Fed chairs have historically been inscrutable when talking in public, leaning on something called “Fedspeak.” By talking in riddles, financial markets don’t overreact to your every word.
But speaking in riddles is different than acting in riddles. And that’s exactly what the Biden administration and Fed chair Jerome Powell are doing.
That’s why we had wild, nearly 2,000-point swing in the Dow in two days. Up 932 on Wednesday, it closed 1,063 down on Thursday — because Powell conducts a monetary policy that appears to have no firm mission.
Does Powell really want to clamp down on inflation that is raging toward double digits and eating away at the incomes of working-class Americans? A couple of weeks ago he said he did, with a vengeance. Inflation is after all the most important part of the Fed’s dual mandate (price stability traditionally comes before promoting economic growth). Stocks began to sell off; bond yields rose.
Then Wednesday he revealed that it really wasn’t top of mind and that he doesn’t want to be too hawkish. He favors 50 basis point increases to interest rates rather than, say, 75 basis points.
There will also be no massive unwinding of the Fed’s balance sheet, which further reduces the money supply and squeezes excesses out of an inflated economy and speculative markets.
That’s because Powell now claims the inflationary threat is being overblown; the economy and the markets can remain in overdrive with just a few tweaks. Markets rallied on the “relief” that Powell had become a more dovish chief, who was willing to accept inflation and not do anything to disrupt asset prices.
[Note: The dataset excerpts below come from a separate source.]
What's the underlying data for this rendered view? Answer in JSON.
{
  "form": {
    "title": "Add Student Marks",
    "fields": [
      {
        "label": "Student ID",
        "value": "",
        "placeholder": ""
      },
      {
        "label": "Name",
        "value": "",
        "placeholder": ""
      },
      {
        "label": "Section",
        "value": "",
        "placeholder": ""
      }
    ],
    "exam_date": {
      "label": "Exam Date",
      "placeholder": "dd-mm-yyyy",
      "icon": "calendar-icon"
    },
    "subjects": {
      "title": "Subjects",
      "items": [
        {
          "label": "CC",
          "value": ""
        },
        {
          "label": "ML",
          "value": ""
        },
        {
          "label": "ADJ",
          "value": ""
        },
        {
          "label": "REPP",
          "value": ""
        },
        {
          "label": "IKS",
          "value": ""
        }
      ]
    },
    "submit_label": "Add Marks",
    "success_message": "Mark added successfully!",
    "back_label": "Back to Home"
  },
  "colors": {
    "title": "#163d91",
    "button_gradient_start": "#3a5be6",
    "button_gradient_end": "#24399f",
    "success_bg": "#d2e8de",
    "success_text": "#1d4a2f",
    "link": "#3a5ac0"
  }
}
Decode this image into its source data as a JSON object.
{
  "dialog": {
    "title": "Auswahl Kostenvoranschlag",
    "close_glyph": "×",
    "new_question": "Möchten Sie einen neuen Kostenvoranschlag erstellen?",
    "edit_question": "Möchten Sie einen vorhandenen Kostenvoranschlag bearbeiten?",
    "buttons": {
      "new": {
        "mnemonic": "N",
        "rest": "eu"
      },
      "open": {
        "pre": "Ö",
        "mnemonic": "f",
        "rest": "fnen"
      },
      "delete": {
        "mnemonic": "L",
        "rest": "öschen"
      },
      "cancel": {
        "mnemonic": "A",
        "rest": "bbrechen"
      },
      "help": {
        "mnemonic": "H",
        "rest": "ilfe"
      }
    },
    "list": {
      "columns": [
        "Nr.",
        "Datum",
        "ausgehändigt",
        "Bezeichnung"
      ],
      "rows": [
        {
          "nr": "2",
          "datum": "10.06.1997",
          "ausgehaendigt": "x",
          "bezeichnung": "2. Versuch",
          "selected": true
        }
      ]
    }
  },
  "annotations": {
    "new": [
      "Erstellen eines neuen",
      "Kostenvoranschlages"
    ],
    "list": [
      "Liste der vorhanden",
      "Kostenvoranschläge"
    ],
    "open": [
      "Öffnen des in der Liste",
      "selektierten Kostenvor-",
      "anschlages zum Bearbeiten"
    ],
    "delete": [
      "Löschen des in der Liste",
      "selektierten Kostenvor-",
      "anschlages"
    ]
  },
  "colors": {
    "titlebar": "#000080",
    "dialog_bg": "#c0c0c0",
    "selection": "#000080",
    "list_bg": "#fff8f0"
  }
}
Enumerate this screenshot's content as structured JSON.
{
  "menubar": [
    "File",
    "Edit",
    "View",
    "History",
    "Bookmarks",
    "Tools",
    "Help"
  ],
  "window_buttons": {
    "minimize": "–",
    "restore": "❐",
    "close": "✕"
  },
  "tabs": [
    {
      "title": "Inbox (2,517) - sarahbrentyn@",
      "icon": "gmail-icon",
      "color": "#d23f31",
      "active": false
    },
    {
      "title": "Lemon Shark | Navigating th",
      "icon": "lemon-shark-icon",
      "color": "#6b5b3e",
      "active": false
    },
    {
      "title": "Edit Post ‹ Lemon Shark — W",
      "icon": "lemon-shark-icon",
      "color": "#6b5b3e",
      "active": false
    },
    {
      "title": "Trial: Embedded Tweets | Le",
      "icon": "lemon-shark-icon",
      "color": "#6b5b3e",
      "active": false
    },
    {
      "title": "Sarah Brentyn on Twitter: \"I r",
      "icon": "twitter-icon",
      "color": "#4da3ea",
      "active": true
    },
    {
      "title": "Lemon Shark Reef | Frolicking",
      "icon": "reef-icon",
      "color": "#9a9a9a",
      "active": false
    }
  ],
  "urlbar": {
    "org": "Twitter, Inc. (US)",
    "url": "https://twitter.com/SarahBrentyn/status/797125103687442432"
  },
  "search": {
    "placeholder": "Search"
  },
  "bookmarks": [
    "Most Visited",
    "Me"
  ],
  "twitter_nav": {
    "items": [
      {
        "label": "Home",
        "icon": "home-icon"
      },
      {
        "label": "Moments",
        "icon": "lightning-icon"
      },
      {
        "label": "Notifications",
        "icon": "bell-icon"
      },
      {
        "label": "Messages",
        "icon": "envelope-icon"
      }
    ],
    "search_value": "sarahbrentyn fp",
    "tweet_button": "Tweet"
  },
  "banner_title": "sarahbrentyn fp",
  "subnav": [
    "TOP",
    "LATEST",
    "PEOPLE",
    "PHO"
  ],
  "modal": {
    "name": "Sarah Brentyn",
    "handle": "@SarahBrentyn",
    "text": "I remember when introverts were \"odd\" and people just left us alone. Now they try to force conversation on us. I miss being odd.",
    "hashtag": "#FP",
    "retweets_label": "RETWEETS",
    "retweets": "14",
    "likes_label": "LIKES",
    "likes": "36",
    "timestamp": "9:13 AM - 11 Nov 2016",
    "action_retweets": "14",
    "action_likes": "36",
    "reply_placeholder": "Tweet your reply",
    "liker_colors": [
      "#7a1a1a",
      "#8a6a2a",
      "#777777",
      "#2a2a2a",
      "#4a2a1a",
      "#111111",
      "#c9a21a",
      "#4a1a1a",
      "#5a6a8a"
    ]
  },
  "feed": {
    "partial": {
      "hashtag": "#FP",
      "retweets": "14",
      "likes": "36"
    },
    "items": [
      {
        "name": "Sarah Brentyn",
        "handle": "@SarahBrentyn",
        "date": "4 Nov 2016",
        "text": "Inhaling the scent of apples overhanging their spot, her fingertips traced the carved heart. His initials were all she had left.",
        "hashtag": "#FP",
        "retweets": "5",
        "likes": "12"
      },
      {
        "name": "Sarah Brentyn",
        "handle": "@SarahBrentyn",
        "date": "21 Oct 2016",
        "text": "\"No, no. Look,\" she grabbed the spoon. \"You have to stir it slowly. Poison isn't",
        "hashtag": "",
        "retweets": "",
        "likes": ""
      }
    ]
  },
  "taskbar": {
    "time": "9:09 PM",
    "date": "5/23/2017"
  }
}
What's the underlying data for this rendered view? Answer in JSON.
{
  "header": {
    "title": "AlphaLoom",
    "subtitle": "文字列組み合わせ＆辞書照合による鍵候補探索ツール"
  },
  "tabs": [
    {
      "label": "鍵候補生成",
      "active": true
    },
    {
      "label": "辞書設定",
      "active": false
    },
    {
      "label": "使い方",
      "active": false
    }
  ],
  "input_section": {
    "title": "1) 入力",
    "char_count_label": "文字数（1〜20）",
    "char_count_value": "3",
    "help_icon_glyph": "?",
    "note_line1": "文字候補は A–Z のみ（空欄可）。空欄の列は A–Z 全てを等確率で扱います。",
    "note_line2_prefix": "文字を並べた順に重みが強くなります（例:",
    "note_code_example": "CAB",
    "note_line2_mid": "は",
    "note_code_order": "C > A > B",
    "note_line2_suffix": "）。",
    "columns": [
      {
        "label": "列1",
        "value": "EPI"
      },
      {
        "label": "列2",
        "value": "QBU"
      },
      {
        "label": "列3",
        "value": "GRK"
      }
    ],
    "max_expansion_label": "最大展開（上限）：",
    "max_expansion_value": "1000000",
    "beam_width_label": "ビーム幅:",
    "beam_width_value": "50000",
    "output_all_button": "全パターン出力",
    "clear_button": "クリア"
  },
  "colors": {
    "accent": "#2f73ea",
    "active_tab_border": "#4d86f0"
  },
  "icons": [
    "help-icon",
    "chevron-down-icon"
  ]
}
Something changed Thursday again, and that something is the realization among many investors that Powell doesn’t have a clue. Was he downplaying inflation for financial reasons or as a political calculation for President Biden? Powell has a lousy track record in this regard. He got bullied by then-President Trump to back off interest rate increases when the economy was roaring a few years ago and the Fed had a shot at finally normalizing rates that have been kept absurdly low since the financial crisis.